The latest Ofcom report on digital television take-up indicates that Freeview’s growth is now outstripping Sky’s by nine to one. Freeview-only households now make up about 20 per cent of all homes, and we forecast that this will rise to 33 per cent by 2008.
Freeview will become an increasingly important digital platform as the analogue switch- off date nears, and yet the advertising industry still tends to refer to multi-channel homes as an homogeneous group. By doing this it neglects to recognise the subtleties in viewing behaviour between platforms.
We have found that by failing to acknowledge these differences, advertisers are not reaching Freeview homes as effectively as they could – a concern given that Freeview is the fastest-growing platform with the most upmarket profile.
Multi-channel homes account for 62 per cent of all households, but for the more valuable audiences penetration is even higher; 70 per cent for 16- to 34-year-olds and 77 per cent for housewives with children. Our analysis of 15 advertising campaigns that normally target housewives shows that, on average, eight percentage points of coverage were lost in Freeview homes compared with the overall multi-channel reach. So, for instance, an ad that achieves 90 per cent coverage in all multi-channel homes reaches only 82 per cent of Freeview homes.
This under-delivery is largely because Freeview households are often assumed to be no different from Sky or cable homes in terms of their viewing habits. In fact, they should be treated as a third, distinct group – different from both terrestrial and pay-TV viewers (Sky and cable have very similar viewing patterns).
In pay-TV households, about half of all viewing is of terrestrial channels. Freeview homes fall almost exactly half-way between these and homes with just terrestrial television, with 74 per cent of viewing of terrestrial channels. Similarly, commercial terrestrial channels take a 44 per cent share of viewing in Freeview homes, compared with 29 per cent in pay-TV homes, and 58 per cent in terrestrial TV homes.
Furthermore, the channel portfolio of Freeview homes is significantly different from pay-TV ones, not least because Freeview has about 30 channels compared with the 200-plus channels available through Sky and cable platforms.
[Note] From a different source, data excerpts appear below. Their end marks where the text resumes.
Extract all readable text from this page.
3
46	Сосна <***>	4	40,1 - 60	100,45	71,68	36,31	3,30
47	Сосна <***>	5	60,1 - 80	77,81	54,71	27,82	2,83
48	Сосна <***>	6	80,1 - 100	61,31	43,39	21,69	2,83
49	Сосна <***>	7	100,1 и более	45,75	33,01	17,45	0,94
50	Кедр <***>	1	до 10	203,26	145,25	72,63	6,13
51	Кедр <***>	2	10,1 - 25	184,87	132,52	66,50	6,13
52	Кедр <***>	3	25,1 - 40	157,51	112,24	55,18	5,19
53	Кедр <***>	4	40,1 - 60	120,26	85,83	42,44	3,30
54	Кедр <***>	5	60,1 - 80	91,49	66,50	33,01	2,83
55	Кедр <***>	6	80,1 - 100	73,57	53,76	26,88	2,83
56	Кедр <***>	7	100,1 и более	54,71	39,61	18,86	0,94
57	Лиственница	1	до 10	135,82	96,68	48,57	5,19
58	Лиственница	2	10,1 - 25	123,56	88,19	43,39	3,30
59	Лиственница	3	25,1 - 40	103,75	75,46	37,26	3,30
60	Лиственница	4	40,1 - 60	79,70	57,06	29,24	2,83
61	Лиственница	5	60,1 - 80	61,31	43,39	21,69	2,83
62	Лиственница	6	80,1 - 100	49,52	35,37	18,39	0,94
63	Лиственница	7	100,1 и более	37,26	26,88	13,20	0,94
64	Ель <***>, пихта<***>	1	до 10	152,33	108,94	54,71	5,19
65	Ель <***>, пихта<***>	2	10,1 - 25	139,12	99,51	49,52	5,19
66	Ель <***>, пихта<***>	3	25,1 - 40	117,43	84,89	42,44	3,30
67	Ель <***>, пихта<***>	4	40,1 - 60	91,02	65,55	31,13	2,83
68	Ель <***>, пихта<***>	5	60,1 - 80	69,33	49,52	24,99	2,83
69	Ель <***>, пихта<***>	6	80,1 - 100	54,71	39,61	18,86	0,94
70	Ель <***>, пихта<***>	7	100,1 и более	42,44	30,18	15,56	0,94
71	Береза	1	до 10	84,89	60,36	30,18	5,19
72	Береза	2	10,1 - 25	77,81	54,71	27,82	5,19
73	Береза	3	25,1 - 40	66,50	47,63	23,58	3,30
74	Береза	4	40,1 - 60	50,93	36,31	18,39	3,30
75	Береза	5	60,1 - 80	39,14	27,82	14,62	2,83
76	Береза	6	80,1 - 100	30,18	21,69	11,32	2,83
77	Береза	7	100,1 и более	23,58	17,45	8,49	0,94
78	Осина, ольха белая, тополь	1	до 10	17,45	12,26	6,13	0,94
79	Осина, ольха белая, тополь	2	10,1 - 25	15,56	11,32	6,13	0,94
The high proportion of news and factual channels available through Freeview, combined with the relatively upmarket profile of homes owning this medium, means these genres are watched significantly more in Freeview homes. As a result, channel mixes developed for multi-channel homes are not as effective in Freeview-only homes, leading to under-delivery of campaigns.
Agencies must consider the subtleties of Freeview viewing in its own right if they are to avoid under-delivery of their ads in these homes.